Commercial brand-name prostaglandin F2α or prostaglandin F2α analogue products include:
Lutalyse (Pharmacia and Upjohn Company, Kalamazoo, MI)
Prostamate (Phoenix Pharmaceutical, Inc St. Joseph, MO)
Estrumate (Schering-Plough Corporation Kenilworth, NJ) – not labeled for use in horses.
1: Silvia WJ, Lewis GS, McCracken JA, Thatcher WW, Wilson JR. (1991) Review: hormonal regulation of uterine secretion of prostaglandin F2a during luteolysis in ruminants. Biol. Reprod.; 45:655-63
2: Douglas, RH, Ginther, OJ. 1976. Concentration of prostaglandin F in uterine venous plasma of anaesthetised mares during estrous cycle and early pregnancy. Prostaglandins; 11:251-60
3: Loy RG, Buell JR, Stevenson W, Hamm D. 1979. Sources of variation in response intervals after prostaglandin treatment in mares with functional corpora lutea. J Reprod. Fertil.
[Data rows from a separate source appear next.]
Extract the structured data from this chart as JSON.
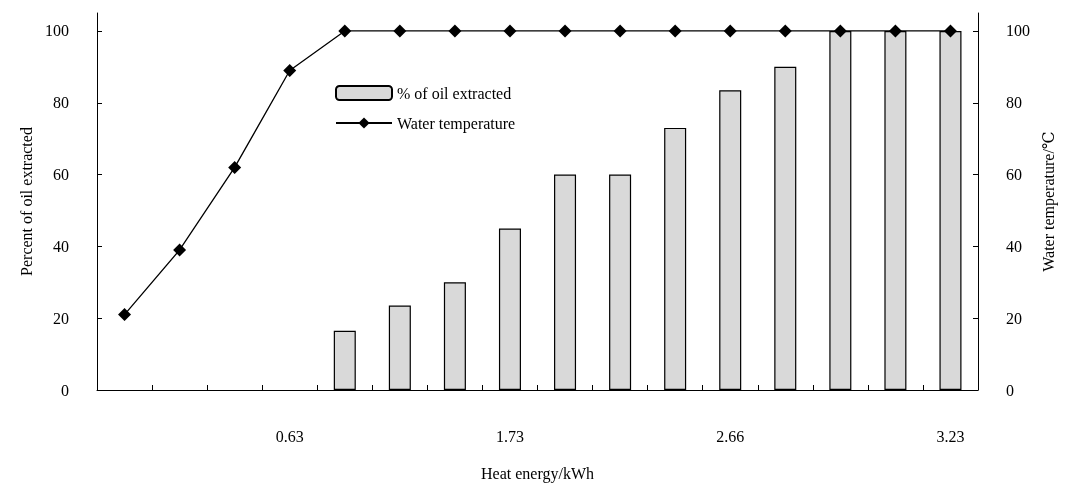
{
  "chart_data": {
    "type": "bar",
    "xlabel": "Heat energy/kWh",
    "ylabel": "Percent of oil extracted",
    "y2label": "Water temperature/℃",
    "categories": [
      null,
      null,
      null,
      "0.63",
      null,
      null,
      null,
      "1.73",
      null,
      null,
      null,
      "2.66",
      null,
      null,
      null,
      "3.23"
    ],
    "series": [
      {
        "name": "% of oil extracted",
        "color": "#d9d9d9",
        "values": [
          null,
          null,
          null,
          null,
          16.5,
          23.5,
          30,
          45,
          60,
          60,
          73,
          83.5,
          90,
          100,
          100,
          100
        ]
      },
      {
        "name": "Water temperature",
        "type": "line",
        "axis": "y2",
        "color": "#000000",
        "marker": "diamond",
        "line_style": "solid",
        "values": [
          21,
          39,
          62,
          89,
          100,
          100,
          100,
          100,
          100,
          100,
          100,
          100,
          100,
          100,
          100,
          100
        ]
      }
    ],
    "ylim": [
      0,
      105
    ],
    "yticks": [
      0,
      20,
      40,
      60,
      80,
      100
    ],
    "y2lim": [
      0,
      105
    ],
    "y2ticks": [
      0,
      20,
      40,
      60,
      80,
      100
    ],
    "grid": false,
    "legend": "top"
  }
}
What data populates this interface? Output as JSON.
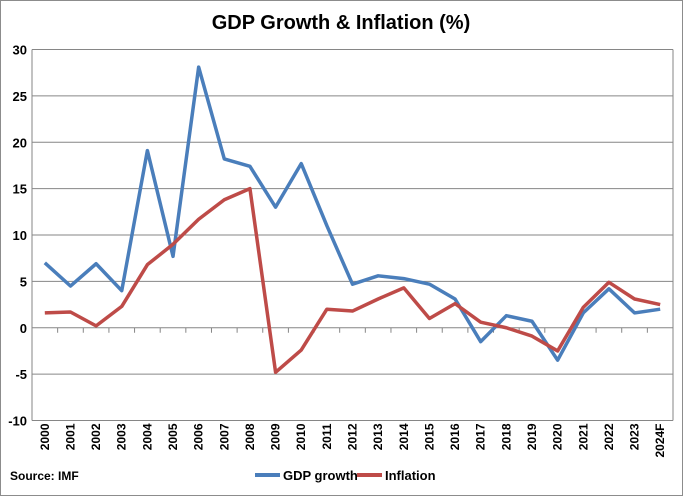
{
  "chart_data": {
    "type": "line",
    "title": "GDP Growth & Inflation (%)",
    "xlabel": "",
    "ylabel": "",
    "categories": [
      "2000",
      "2001",
      "2002",
      "2003",
      "2004",
      "2005",
      "2006",
      "2007",
      "2008",
      "2009",
      "2010",
      "2011",
      "2012",
      "2013",
      "2014",
      "2015",
      "2016",
      "2017",
      "2018",
      "2019",
      "2020",
      "2021",
      "2022",
      "2023",
      "2024F"
    ],
    "ylim": [
      -10,
      30
    ],
    "yticks": [
      -10,
      -5,
      0,
      5,
      10,
      15,
      20,
      25,
      30
    ],
    "grid": true,
    "legend": "bottom",
    "series": [
      {
        "name": "GDP growth",
        "color": "#4a7ebb",
        "values": [
          7.0,
          4.5,
          6.9,
          4.0,
          19.1,
          7.7,
          28.1,
          18.2,
          17.4,
          13.0,
          17.7,
          11.0,
          4.7,
          5.6,
          5.3,
          4.7,
          3.1,
          -1.5,
          1.3,
          0.7,
          -3.5,
          1.6,
          4.2,
          1.6,
          2.0
        ]
      },
      {
        "name": "Inflation",
        "color": "#be4b48",
        "values": [
          1.6,
          1.7,
          0.2,
          2.3,
          6.8,
          9.0,
          11.7,
          13.8,
          15.0,
          -4.8,
          -2.4,
          2.0,
          1.8,
          3.1,
          4.3,
          1.0,
          2.6,
          0.6,
          0.0,
          -0.9,
          -2.5,
          2.2,
          4.9,
          3.1,
          2.5
        ]
      }
    ],
    "source": "Source: IMF"
  }
}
Suppl.; 27:229-35
4: Kiefer BL, Roser JF, Evans JW, Neely DP, Pachero CA. 1979. Progesterone patterns observed with multiple injections of a PGF-2 alpha analogue in the cyclic mare. J Reprod. Fertil. Suppl.; 27:237-44
5: Personal observation
6: Lindenburg H, Koskinen E, Huhtinen M, Reilas T, Perttula H, Katila T. 2002. Influence of PG administration and follicle status on the number of conceptuses. Theriogenology 58, 571-574.